Monolith stack vs stateless and stateful stack

When writing IaC and building CDK stacks it might happen you have multiple stacks in one app, or multiple repos with different stacks and then you start referencing ARNs, coupling things etc.

Yan Cui gives us his point of view about why we should keep stateless and stateful resources together in the same stack.

Honestly I never had such a doubt and always automatically went for a monolith stack.
I share the same argument in the article: it makes it easier to create ( and destroy ) ephemeral environments.
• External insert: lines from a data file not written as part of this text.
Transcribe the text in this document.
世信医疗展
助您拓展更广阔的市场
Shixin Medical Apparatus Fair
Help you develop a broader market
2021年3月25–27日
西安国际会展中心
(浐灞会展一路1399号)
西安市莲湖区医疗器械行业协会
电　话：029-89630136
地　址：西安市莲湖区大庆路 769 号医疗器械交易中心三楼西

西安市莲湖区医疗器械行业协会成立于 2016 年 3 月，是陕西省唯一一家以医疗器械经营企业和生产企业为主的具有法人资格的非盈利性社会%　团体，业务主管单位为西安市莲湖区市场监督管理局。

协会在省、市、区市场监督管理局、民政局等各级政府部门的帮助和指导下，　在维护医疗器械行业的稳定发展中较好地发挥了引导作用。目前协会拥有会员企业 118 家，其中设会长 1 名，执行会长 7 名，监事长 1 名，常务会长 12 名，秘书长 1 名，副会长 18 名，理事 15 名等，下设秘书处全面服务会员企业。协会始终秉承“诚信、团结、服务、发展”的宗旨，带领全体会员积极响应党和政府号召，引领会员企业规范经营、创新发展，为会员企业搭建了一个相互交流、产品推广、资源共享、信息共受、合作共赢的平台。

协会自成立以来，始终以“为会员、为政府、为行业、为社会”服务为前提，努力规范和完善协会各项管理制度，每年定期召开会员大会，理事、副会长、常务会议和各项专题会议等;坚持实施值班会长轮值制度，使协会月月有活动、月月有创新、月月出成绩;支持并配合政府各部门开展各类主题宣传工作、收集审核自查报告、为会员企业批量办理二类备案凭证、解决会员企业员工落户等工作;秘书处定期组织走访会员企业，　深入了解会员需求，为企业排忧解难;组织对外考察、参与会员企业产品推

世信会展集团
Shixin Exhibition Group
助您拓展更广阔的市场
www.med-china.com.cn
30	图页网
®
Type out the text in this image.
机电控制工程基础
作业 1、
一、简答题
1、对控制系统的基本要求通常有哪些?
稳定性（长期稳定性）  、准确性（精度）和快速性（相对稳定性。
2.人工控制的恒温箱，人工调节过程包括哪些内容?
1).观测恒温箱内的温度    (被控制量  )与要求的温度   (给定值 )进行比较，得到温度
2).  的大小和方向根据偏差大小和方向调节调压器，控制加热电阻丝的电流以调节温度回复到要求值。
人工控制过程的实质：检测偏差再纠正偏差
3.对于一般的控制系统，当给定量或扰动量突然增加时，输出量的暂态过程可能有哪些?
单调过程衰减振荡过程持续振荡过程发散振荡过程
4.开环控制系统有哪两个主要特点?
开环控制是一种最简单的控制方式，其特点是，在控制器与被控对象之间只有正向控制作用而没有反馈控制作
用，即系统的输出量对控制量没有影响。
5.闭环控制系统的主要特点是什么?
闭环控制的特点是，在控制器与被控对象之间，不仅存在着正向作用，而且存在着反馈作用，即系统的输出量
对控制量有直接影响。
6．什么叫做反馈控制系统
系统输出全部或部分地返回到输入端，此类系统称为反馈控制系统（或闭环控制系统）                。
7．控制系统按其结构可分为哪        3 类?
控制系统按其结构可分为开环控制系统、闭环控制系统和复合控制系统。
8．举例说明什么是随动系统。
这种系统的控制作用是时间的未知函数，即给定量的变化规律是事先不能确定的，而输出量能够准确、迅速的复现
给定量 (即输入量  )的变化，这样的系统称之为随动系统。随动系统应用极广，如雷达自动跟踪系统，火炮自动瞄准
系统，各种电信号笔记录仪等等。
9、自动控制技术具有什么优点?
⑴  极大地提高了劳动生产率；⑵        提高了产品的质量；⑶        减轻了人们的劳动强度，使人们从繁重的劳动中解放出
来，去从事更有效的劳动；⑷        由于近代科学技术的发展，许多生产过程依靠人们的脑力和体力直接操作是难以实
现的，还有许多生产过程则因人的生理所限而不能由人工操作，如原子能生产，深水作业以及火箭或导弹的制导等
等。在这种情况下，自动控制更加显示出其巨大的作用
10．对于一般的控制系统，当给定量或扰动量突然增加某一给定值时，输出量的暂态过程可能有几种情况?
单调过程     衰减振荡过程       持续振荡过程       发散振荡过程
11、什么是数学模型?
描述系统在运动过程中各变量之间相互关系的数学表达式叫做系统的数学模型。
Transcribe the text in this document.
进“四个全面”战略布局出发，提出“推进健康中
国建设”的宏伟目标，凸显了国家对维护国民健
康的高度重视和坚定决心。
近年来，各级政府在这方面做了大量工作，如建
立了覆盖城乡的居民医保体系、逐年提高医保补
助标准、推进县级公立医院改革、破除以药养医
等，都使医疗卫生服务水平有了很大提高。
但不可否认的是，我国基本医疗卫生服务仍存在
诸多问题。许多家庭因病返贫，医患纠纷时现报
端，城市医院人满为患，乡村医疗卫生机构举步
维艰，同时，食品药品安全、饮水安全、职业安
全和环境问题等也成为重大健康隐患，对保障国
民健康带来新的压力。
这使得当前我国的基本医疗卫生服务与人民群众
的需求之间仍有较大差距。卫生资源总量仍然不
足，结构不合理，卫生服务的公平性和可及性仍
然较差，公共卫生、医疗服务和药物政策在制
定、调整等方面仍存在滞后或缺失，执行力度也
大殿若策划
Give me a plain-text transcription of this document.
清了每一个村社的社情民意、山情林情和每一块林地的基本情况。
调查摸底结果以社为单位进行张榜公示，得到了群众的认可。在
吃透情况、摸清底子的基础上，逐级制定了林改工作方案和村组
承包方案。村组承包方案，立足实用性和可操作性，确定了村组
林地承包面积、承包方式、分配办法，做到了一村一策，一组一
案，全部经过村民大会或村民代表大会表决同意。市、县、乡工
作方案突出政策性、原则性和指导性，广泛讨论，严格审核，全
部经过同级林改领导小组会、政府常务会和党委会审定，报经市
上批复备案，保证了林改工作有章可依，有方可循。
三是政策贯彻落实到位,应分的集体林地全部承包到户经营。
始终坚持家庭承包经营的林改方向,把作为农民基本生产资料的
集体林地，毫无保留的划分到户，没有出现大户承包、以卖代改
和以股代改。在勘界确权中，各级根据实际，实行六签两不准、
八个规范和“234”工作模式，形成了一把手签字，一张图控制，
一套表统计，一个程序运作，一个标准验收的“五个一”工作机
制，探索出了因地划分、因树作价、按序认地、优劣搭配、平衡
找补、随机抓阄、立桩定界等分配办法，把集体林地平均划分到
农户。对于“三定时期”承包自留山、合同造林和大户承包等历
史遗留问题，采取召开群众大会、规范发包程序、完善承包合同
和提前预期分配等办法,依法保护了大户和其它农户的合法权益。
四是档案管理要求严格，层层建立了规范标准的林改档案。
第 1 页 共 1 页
The only case when we created different stacks, but was rare, was when after months or years a new feature or API was going to be introduced to a system (which maybe didn't have IaC or IaC had been written and maintained by a different team with a different techstack). In such case, we opted for a separate repo, with our own code and our own stack and the references to the already existing stateful resources. It was not optimal, but we favoured simplicity and our ease of development.

CDK Parallel Deployments

Speaking of CDK practices, just recently in the AWS Community Builder Slack Channel there has been an interesting discussion going on.
One of the comments brought me to this article about parallel deployments.
I admit I use CDK with a single stack ( but with multiple environments) so I never experienced such a need, but having the possibility to output a Cloud Assembly by cdk synth and then use that for parallel deployment with --exclusively true is definetely useful and an interesting approach.